Haber: Osman BEKAR

(AYDIN) - Aydın'ın Nazilli ve Bozdoğan ilçelerinde yaşanan kuraklık ve Devlet Su İşleri (DSİ) tarafından alınan tarımsal sulama kısıtlaması kararları, çiftçi ve besicileri olumsuz etkiliyor. Çiftçi Mesut Yörükoğlu, "Sadece pazar değil, üretimle ilgili de ciddi sorunlar yaşıyoruz. En büyük sorun da su. Bu kuraklık 6-7 senedir 'geliyorum' diyordu. Hükümetin kuraklık krizini yönetecek bir programı olması gerekiyor. Bize kuru tarım öneriyorlar" dedi.

Nazilli ve Bozdoğan ilçelerinde yaşanan şiddetli kuraklık ve DSİ tarafından alınan tarımsal sulama kısıtlaması kararları bölge çiftçisini, özellikle de hayvanları için yem bitkisi üretmek zorunda olan besicileri isyan noktasına getirdi. Arazilere sadece iki kez su verileceği ve Çiftçi Kayıt Sistemi'ne (ÇKS) kayıtlı arazilerin yalnızca yarısının ekilebileceği yönündeki kararlar, üreticileri, "Ya hayvanlarımızı yok pahasına satacağız ya da bu işi bırakacağız" deme noktasına getirdi.

"Bu kuraklık 6-7 senedir 'geliyorum' diyordu"

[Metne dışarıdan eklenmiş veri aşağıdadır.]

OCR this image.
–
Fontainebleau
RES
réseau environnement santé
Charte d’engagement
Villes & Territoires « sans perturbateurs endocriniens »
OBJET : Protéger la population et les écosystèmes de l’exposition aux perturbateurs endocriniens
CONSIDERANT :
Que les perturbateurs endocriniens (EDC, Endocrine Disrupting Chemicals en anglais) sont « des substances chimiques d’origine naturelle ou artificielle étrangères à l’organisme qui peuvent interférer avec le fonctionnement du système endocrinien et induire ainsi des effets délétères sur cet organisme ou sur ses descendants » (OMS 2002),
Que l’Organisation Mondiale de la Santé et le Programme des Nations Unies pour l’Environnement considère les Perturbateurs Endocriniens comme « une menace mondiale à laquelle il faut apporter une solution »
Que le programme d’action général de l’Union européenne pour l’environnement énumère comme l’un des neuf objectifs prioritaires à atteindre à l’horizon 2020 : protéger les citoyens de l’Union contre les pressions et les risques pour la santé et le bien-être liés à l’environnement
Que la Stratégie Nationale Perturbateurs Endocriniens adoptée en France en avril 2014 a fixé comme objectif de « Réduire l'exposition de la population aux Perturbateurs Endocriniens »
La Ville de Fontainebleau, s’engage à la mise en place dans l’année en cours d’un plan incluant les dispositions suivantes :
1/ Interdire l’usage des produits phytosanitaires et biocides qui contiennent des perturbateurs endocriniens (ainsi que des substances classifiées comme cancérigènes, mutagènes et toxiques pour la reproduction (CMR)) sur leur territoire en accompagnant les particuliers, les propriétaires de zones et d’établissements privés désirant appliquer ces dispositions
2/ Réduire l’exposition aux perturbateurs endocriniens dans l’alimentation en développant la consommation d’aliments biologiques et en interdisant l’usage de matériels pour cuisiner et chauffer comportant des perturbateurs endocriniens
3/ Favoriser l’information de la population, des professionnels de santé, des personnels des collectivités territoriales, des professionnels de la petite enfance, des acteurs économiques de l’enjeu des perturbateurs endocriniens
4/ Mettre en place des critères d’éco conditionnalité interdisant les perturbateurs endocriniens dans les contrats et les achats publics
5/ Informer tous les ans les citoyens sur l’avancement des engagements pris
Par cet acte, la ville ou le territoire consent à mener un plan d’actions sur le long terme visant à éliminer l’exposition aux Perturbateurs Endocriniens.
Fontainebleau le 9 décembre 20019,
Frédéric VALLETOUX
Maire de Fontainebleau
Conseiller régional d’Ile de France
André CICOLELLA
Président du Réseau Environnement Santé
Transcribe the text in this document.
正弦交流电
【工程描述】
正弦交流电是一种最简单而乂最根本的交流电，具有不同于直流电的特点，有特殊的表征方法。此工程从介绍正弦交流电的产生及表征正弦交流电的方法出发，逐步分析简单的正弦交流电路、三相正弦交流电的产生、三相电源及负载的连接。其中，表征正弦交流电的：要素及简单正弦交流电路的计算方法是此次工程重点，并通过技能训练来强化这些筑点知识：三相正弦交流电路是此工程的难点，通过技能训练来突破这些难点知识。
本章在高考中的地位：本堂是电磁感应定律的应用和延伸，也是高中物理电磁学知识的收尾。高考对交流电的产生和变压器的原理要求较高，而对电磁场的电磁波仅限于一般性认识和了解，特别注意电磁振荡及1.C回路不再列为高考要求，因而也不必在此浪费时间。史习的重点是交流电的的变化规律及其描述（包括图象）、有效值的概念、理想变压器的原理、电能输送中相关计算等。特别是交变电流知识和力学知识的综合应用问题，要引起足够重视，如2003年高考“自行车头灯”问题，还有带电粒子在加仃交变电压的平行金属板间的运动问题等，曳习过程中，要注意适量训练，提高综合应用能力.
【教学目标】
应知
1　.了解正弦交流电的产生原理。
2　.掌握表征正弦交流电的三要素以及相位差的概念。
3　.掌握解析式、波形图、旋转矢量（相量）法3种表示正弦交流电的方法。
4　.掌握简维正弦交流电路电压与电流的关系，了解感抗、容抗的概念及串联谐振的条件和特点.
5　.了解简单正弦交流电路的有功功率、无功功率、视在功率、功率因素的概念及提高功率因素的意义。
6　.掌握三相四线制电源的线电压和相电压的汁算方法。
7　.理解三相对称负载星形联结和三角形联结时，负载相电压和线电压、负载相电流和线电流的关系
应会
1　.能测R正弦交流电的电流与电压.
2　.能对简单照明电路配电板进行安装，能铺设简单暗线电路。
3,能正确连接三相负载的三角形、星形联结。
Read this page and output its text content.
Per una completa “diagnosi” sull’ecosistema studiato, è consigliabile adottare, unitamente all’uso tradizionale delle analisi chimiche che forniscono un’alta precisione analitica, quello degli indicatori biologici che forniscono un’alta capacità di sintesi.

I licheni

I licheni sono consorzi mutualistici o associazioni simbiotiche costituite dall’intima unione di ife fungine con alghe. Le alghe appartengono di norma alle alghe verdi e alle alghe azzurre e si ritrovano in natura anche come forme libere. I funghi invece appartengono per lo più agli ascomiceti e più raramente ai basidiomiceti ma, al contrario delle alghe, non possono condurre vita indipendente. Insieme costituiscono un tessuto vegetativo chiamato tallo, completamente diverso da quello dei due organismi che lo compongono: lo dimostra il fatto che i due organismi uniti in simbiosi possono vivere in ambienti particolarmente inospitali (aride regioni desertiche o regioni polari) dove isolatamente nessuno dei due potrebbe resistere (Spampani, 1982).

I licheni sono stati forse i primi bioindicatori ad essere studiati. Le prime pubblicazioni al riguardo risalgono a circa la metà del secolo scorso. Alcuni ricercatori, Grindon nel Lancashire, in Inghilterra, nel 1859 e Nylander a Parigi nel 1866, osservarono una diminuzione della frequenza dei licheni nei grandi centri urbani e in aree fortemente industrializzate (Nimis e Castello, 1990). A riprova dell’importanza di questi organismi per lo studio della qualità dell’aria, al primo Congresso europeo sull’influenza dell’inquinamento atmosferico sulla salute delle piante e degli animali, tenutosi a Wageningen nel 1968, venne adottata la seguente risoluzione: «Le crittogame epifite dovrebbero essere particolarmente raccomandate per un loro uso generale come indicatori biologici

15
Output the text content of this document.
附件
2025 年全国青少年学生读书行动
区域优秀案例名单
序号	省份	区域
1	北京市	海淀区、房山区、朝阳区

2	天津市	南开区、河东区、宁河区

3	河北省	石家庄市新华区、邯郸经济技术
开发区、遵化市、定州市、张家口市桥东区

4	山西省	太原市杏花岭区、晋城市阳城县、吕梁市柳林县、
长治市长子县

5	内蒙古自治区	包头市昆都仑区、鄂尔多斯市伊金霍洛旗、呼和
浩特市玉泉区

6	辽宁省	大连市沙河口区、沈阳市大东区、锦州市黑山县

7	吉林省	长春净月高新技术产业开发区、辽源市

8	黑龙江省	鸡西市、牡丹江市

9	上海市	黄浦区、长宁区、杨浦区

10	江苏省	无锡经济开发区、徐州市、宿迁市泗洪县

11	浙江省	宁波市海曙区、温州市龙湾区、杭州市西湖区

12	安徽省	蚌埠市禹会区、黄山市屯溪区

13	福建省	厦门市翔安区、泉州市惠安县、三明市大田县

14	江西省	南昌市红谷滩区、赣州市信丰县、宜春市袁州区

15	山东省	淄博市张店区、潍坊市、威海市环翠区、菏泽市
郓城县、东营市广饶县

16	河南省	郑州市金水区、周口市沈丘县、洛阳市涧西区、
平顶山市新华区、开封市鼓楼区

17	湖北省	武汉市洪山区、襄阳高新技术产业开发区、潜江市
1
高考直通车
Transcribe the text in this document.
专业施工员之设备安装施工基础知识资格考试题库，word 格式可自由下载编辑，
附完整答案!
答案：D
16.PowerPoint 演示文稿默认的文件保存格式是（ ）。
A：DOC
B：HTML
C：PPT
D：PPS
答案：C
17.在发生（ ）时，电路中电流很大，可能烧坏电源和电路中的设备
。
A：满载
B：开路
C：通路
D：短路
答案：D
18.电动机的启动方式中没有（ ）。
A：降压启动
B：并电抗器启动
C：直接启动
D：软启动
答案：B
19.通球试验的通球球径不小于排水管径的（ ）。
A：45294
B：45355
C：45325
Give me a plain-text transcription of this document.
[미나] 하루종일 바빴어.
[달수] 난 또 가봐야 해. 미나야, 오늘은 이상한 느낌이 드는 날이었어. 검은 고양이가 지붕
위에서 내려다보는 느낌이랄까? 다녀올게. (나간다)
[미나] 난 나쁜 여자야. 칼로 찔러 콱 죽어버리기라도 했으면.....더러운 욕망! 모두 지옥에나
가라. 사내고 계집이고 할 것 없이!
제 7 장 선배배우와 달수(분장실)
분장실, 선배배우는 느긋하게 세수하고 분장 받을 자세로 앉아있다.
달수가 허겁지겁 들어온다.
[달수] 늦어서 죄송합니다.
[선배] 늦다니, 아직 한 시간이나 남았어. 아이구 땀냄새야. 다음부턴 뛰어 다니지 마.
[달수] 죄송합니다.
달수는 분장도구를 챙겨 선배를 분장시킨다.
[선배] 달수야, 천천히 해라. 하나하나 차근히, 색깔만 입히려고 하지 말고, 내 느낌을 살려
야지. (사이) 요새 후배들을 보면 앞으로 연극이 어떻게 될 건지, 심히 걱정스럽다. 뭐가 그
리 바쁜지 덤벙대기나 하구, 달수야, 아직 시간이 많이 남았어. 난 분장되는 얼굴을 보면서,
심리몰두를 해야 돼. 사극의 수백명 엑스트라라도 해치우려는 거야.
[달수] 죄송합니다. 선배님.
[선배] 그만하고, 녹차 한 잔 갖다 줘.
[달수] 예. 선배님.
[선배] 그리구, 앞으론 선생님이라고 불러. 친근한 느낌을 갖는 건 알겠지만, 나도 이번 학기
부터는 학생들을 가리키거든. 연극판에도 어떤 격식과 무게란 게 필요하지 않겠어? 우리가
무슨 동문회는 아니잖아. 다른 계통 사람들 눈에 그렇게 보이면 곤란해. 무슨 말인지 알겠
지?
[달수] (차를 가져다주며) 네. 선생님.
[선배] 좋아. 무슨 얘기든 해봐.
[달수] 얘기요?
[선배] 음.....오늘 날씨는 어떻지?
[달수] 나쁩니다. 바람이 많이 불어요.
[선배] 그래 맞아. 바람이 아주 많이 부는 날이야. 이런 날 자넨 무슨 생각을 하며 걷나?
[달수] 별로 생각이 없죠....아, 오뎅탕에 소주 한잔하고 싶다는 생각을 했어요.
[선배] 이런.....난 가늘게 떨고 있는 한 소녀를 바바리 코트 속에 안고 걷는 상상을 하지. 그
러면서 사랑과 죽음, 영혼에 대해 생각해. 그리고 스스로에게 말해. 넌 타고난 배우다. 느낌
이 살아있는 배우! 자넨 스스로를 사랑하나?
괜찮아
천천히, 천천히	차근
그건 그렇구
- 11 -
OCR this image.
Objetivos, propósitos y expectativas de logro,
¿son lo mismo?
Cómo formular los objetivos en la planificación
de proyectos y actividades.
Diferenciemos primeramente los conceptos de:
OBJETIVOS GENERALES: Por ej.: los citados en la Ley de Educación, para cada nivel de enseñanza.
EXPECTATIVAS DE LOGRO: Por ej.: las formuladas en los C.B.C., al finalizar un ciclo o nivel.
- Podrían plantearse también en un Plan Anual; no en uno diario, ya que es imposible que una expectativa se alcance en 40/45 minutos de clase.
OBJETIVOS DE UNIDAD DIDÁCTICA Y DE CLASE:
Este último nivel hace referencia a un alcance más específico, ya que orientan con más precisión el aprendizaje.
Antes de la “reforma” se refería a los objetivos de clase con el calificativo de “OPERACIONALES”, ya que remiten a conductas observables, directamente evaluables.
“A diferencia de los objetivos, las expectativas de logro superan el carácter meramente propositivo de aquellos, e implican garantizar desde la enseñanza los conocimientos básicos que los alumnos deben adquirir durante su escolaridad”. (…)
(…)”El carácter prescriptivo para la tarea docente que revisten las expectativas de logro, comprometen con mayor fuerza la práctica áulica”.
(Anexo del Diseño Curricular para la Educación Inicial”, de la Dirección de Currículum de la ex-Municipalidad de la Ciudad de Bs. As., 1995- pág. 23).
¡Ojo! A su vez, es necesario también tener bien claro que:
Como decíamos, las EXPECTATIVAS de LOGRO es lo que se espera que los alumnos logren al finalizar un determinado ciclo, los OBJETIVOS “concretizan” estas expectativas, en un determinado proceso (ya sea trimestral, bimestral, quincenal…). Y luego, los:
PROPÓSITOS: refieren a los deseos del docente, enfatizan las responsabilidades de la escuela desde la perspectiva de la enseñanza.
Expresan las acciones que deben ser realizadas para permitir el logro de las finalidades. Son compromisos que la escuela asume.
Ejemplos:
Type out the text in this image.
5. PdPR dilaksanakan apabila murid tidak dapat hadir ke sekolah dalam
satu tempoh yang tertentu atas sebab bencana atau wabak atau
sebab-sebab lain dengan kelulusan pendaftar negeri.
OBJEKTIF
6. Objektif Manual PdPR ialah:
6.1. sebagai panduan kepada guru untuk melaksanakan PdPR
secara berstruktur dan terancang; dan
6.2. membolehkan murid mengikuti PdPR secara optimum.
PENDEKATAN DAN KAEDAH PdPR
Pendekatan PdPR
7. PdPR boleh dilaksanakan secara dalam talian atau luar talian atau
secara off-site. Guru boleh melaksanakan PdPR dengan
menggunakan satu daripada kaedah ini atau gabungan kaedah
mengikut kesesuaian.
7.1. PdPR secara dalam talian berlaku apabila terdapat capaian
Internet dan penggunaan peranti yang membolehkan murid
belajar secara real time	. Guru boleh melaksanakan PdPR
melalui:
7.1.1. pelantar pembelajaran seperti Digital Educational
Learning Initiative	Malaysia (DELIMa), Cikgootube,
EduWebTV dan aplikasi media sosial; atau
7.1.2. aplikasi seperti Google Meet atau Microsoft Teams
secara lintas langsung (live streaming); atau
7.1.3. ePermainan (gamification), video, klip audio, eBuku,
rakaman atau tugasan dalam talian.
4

Geçtiğimiz dönem Nazilli Ziraat Odası Meclis Başkanlığı yapmış olan çiftçi Mesut Yörükoğlu, "Tarımda en büyük sıkıntı ürettiğiniz ürünün pazarı ile ilgili. Bu sene öyle bir yere geldik ki sadece pazar değil, üretimle ilgili de ciddi sorunlar yaşıyoruz. En büyük sorun da su. Bu kuraklık 6-7 senedir 'geliyorum' diyordu. Çiftçiler üretmek zorunda. Hükümetin kuraklık krizini yönetecek bir programı olması gerekiyor. Bize kuru tarım öneriyorlar. Kuru tarım dediğiniz kışın ekilen buğday, arpa gibi ürünlerdir" dedi. 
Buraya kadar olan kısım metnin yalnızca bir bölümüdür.